As president of Zurich, Pestalozzi's most significant achievement was overseeing the incorporation of numerous suburban communities into the city of Zurich in 1893. This major administrative reform significantly expanded the city's boundaries and population. He was also actively involved in public assistance programs and urban development projects.

==== Cantonal and federal ====
Simultaneously with his municipal career, Pestalozzi served as a deputy in the Grand Council of the canton of Zurich from 1885 to 1909, serving as its president in 1901. At the federal level, he was elected to the National Council, where he served from 1890 to 1905.

Politically, Pestalozzi began as a liberal, then became a radical, but was not considered a strict party man. In the Federal Assembly, he initially positioned himself in the center, then from 1893 onwards as a liberal-democrat. He actively opposed the merger of liberals with the radical-democratic group.

=== Other activities ===
Beyond his political career, Pestalozzi held several important administrative positions. He served as an administrator of the Swiss Northeastern Railway from 1890 to 1902, and subsequently of the Swiss Federal Railways (SBB) from 1902 until his death in 1909. He chaired the commission of the Swiss National Museum from 1891 to 1909 and served as president of the Swiss Red Cross from 1908 to 1909.
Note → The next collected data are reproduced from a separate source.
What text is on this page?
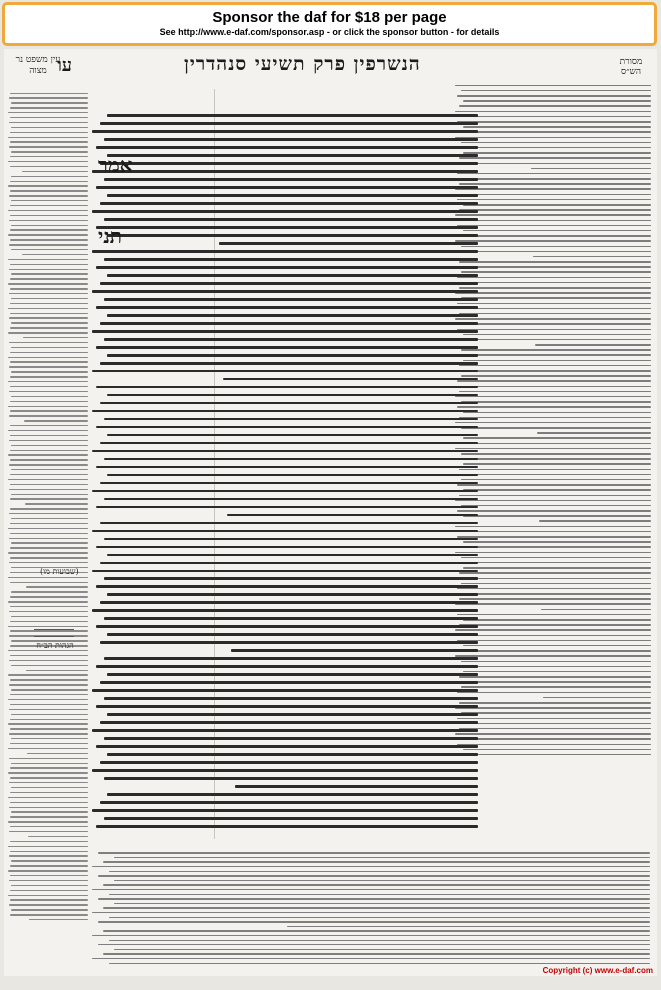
Sponsor the daf for $18 per page
See http://www.e-daf.com/sponsor.asp - or click the sponsor button - for details
עו	הנשרפין פרק תשיעי סנהדרין
עין משפט נר מצוה
מסורת הש״ס
אמר
תני
הגהות הב״ח
(שבועות מו)
Copyright (c) www.e-daf.com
Pestalozzi was one of the promoters of the Union of Swiss Cities and achieved the rank of colonel in the Swiss Army.

== Personal life ==
In 1876, Pestalozzi married Maria Wilhelmine Stadler, daughter of August Stadler, an architect.

== Death ==
Hans Konrad Pestalozzi died on 15 June 1909 in Zurich.

== Bibliography ==

- Pestalozzi-Keyser, Hans: Geschichte der Familie Pestalozzi, 1958, pp. 163-166.
- Gruner, Erich (ed.): L'Assemblée fédérale suisse 1848-1920, vol. 1, 1966, pp. 92-93.